電気もつけていない部屋は暗くなり、刻々と時間は過ぎていく。もう学校に誰もいないのだろう、人の気配はなく、明かりのついている教室も見えない為、電気を点けることも叶わなかった。中々帰ってこない柚希に痺れを切らした鯨が、迎えに行くと立ち上がる。
「佐奈と早弥さんは待ってて、すぐ戻るから」
「あ、私も……」
「はぁ~い、佐奈さん、一緒に待ってよ?」
「あ……うん……」
鯨が教室を出て行くのを名残惜しそうに見届け、ため息を吐く。その様子を、早弥はくすりと笑いながら、悪戯っぽい笑みを浮かべ見ていた。
「あら、私じゃ不満?」
「え、いや、そうじゃないけど」
「ふふ、ねぇ、せっかく同じなんだから」
「え……?」
暗い室内、体の輪郭さえはっきり見えない中、異様な光を携えた早弥の瞳が浮かび上がる。熱に浮かされた足取りで、一歩踏み出すたびに体がそちらに傾き、前髪が早弥の顔にかかる。前髪の切れ目から見える早弥の瞳は、潤み熱を持ち求めていた。
「早弥……さん?」
「ん~なぁに?」
艶やで艶やかで、艶美で妖艶に、情欲に劣情な、魅力的で魅惑的な、笑みを張り付け、声が高くもなく低くもない、子猫が甘える危うさを伴う声色。
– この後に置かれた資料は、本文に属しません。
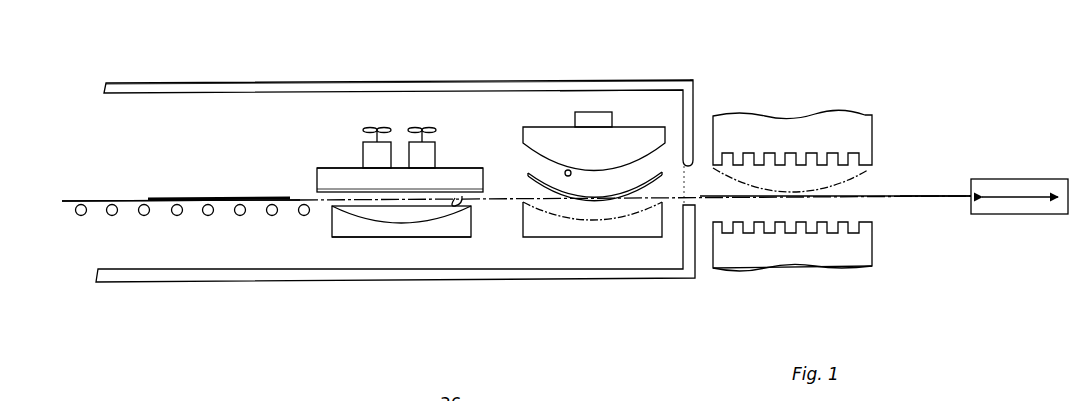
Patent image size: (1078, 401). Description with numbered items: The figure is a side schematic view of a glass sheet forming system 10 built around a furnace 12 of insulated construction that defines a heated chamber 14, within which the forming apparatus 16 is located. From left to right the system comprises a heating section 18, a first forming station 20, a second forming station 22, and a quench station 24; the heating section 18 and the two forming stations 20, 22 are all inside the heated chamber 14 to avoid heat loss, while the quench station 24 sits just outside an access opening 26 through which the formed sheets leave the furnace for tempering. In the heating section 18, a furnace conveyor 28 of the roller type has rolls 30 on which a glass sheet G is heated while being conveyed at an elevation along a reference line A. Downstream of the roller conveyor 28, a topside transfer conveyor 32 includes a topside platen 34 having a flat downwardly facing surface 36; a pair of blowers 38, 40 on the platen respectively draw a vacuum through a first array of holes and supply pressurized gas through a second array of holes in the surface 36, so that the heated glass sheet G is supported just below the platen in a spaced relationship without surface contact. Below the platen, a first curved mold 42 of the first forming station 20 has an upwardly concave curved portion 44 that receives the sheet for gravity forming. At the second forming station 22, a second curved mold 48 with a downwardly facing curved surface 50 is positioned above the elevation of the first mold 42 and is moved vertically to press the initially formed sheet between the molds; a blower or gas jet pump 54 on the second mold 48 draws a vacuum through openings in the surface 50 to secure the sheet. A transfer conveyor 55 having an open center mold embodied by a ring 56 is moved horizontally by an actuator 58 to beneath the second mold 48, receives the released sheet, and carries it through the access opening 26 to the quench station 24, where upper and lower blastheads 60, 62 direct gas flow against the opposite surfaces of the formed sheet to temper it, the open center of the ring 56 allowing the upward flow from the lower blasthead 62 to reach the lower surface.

The glass sheet forming system 10 is at (708, 60).
The furnace 12 is at (576, 77).
The heated chamber 14 is at (626, 103).
The apparatus 16 is at (530, 97).
The heating section 18 is at (252, 214).
The first forming station 20 is at (408, 254).
The second forming station 22 is at (580, 251).
The quench station 24 is at (796, 278).
The access opening 26 is at (692, 165).
The furnace conveyor 28 is at (186, 218).
The rolls 30 is at (148, 214).
The topside transfer conveyor 32 is at (325, 167).
The topside platen 34 is at (443, 170).
The downwardly facing surface 36 is at (455, 198).
The blower 38 is at (363, 150).
The blower 40 is at (437, 150).
The first curved mold 42 is at (422, 238).
The curved portion 44 is at (386, 224).
The second curved mold 48 is at (520, 130).
The downwardly facing surface 50 is at (567, 170).
The gas jet pump 54 is at (610, 120).
The transfer conveyor 55 is at (874, 195).
The transfer ring 56 is at (730, 179).
The actuator 58 is at (1034, 179).
The upper blasthead 60 is at (874, 117).
The lower blasthead 62 is at (868, 262).
The glass sheet G is at (204, 196).
The reference line A is at (915, 193).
無意識に佐奈は後ずさり、壁が背に当たった。追い詰められる形となってしまったが、早弥の方は焦る事なく、緩慢な動作で佐奈を捕まえる。両手で顔を捕縛され、早弥の顔も近づいて、吐息が近い。少しでも身じろぎしてしまえば、真っ暗闇の中でも解る桜色の唇に触れてしまいそうだった。
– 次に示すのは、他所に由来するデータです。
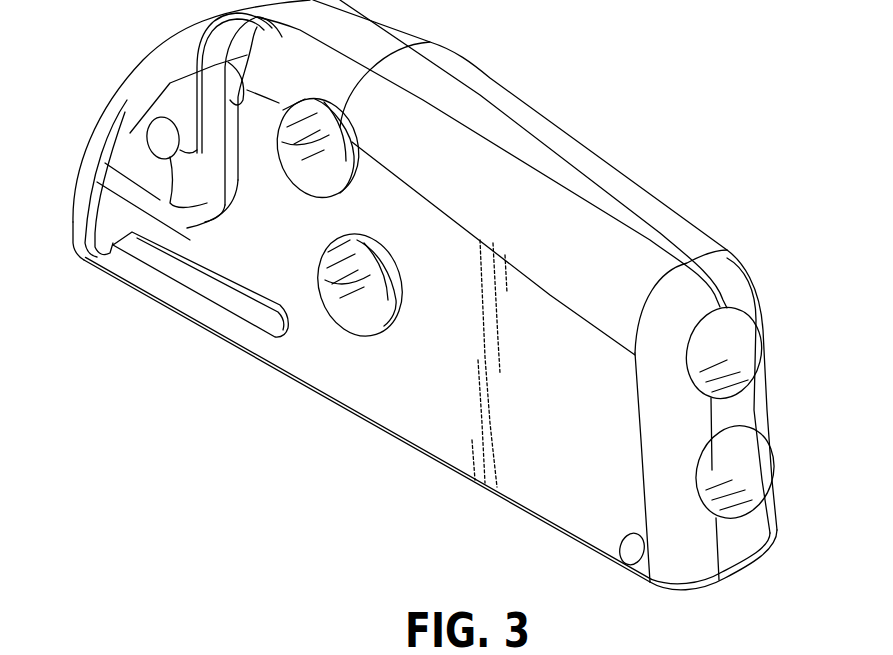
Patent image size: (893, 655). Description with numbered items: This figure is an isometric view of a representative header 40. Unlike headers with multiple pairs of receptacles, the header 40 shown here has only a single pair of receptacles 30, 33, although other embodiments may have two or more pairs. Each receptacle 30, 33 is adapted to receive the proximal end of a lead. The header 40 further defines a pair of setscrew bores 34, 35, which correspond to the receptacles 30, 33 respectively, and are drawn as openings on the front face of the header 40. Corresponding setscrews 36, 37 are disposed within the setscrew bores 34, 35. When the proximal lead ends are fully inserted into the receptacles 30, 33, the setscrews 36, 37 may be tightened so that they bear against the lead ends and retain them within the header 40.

The header 40 is at (676, 143).
The receptacle 30 is at (742, 361).
The receptacle 33 is at (756, 483).
The setscrew bore 34 is at (333, 187).
The setscrew 36 is at (291, 162).
The setscrew bore 35 is at (374, 326).
The setscrew 37 is at (336, 300).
甘ったるい、熟し切った桃の香りが漂い脳を揺さぶる。意味が解らない訳の分かる事態に陥り、くらり、くらりと、とろみのある砂糖水を浴びているような、粘着ではない、糸を引く唾液を舌の上に乗せ、へばり付く湿り気を感じる。
「ぁ……」
くちゅ、と肌が吸われる音が耳にまとわりつく。脳に到達する前に、首筋の感触が電撃のように体を震わせた。
「や、やめ……て……」
「どうして?」
嫌がる、軽い抵抗をする佐奈の手に早弥は自分の指を這わせ、絡みつく。抵抗が抵抗にならず、押しのけようとする腕に力は籠っていなかった。早弥は伸ばされた手を掴むと、指と指の間を嬲り、弄り、玩ぶ。蹂躙される掌が、否でも応でも意識させられる。日常で頻繁に使う事がありながらも、一本一本の指のことまで考えて動かすことのない手に、今は人差し指が絡まれ、中指が纏わりつかれ、小指の腹がなぞられている感覚を頭の中に送り込まれる。背徳的な行為に思えて、何故か解らないが恥ずかしさのあまり顔が熱くなる。
「も……む、り……」
「大丈夫、任して」
軽く触れるキスを首筋に数回、柔らかくも弾力のある唇が、時折耳を塞ぎたくなる艶やかな水水しい音を響かせる。強く瞼を瞑り、緊張と羞恥を意識しないよう、自分を保つのに必死だった。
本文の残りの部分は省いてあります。